For quick evaluation of your agent on different scenarios, you can use the command-line interface:

```bash
cd src
python3 evaluate_submission.py agents/agent_naive.py --wind_scenario training_1 --seeds 1 --num-seeds 100 --verbose
```

### Command Options

- `agents/agent_naive.py`: Path to your agent implementation file
- `--wind_scenario NAME`: Specific wind scenario to evaluate on (e.g., `simple_static`, `training_1`, `training_2`, `training_3`)
- `--seeds N`: Starting seed number (default: 1)
- `--num-seeds N`: Number of consecutive seeds to evaluate on (default: 1)
- `--output FILE`: Save results to a JSON file (e.g., `--output results.json`)
- `--verbose`: Show detailed evaluation results (default: simplified output)

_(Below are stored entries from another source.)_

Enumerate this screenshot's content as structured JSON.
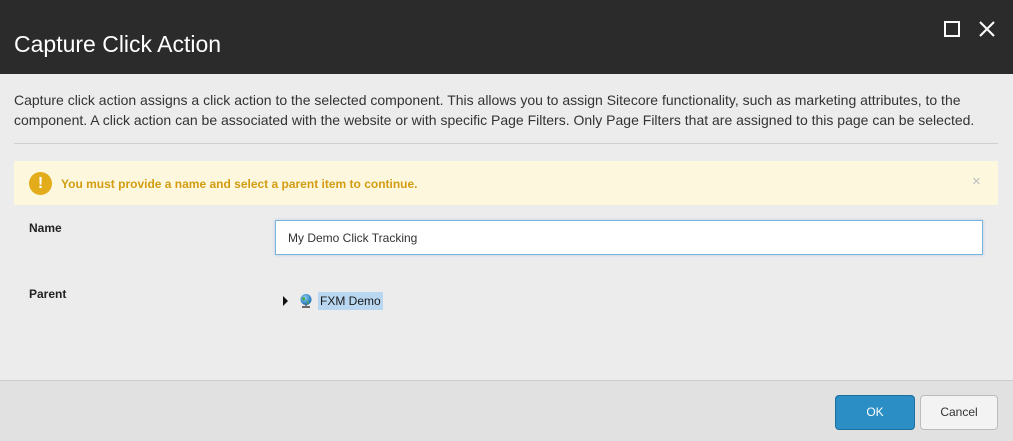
{
  "dialog": {
    "title": "Capture Click Action",
    "description": "Capture click action assigns a click action to the selected component. This allows you to assign Sitecore functionality, such as marketing attributes, to the component. A click action can be associated with the website or with specific Page Filters. Only Page Filters that are assigned to this page can be selected.",
    "icons": {
      "maximize": "maximize-icon",
      "close": "close-icon"
    }
  },
  "warning": {
    "icon_glyph": "!",
    "message": "You must provide a name and select a parent item to continue.",
    "close_glyph": "×",
    "color": "#d39c12",
    "background": "#fdf8dd"
  },
  "form": {
    "name_label": "Name",
    "name_value": "My Demo Click Tracking",
    "parent_label": "Parent",
    "tree": [
      {
        "label": "FXM Demo",
        "icon": "globe-icon",
        "selected": true,
        "expandable": true
      }
    ]
  },
  "footer": {
    "ok_label": "OK",
    "cancel_label": "Cancel"
  },
  "colors": {
    "header_bg": "#2b2b2b",
    "accent": "#2b8fc5",
    "selection": "#b9d7f1"
  }
}
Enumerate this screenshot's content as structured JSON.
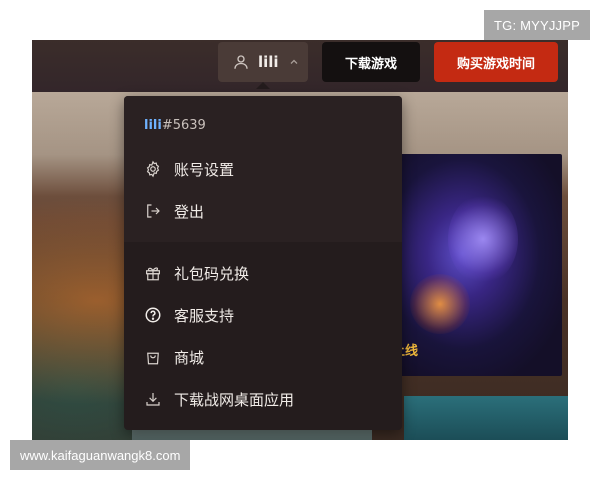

### Evaluating on Multiple Wind Scenarios

To evaluate on all training wind scenarios:

```bash
cd src
python3 evaluate_submission.py agents/agent_naive.py --seeds 1 --num-seeds 100
```

This will run your agent on all available training windfields and compute the average performance.

### Sample Output (Simplified)

```bash
Validating agent: agents/agent_naive.py
✅ Successfully loaded agent: NaiveAgent
Evaluating on 4 scenarios with 100 seeds each
SCENARIO | SUCCESS RATE | MEAN REWARD | MEAN STEPS
static_headwind | Success: 100.00% | Reward: 78.50 ± 2.15 | Steps: 25.3 ± 3.2
training_1 | Success: 98.00% | Reward: 61.43 ± 3.85 | Steps: 49.2 ± 6.2
training_2 | Success: 94.00% | Reward: 58.21 ± 4.12 | Steps: 53.8 ± 7.5
training_3 | Success: 96.00% | Reward: 59.87 ± 3.96 | Steps: 51.4 ± 6.8
======================================================================
OVERALL | 97.00% ± 2.50% | 64.50 ± 3.27 | 44.7 ± 4.3
======================================================================
```


For more detailed output, add the `--verbose` flag to see seed-by-seed results.

## Conclusion

This notebook provides a standardized way to evaluate agents for the Sailing Challenge. You've now:

1. Validated your agent's implementation to ensure it meets the interface requirements
2. Evaluated your agent on one or more wind scenarios to measure its performance
3. Viewed a summary of your agent's results across multiple wind scenarios
4. Optionally visualized your agent's behavior in a specific wind scenarios

### Next Steps

- **Fine-tune your agent**: Use the performance metrics to identify areas for improvement
- **Test across all wind scenarios**: Ensure your agent can handle different wind patterns
- **Optimize for efficiency**: Aim to reach the goal in fewer steps
- **Consider advanced strategies**: Experiment with algorithms that better account for wind physics

Remember that your final agent will be evaluated on both the training wind scenarios and hidden test wind scenarios, so your agent should be robust and adaptable.

Good luck with your agent submission!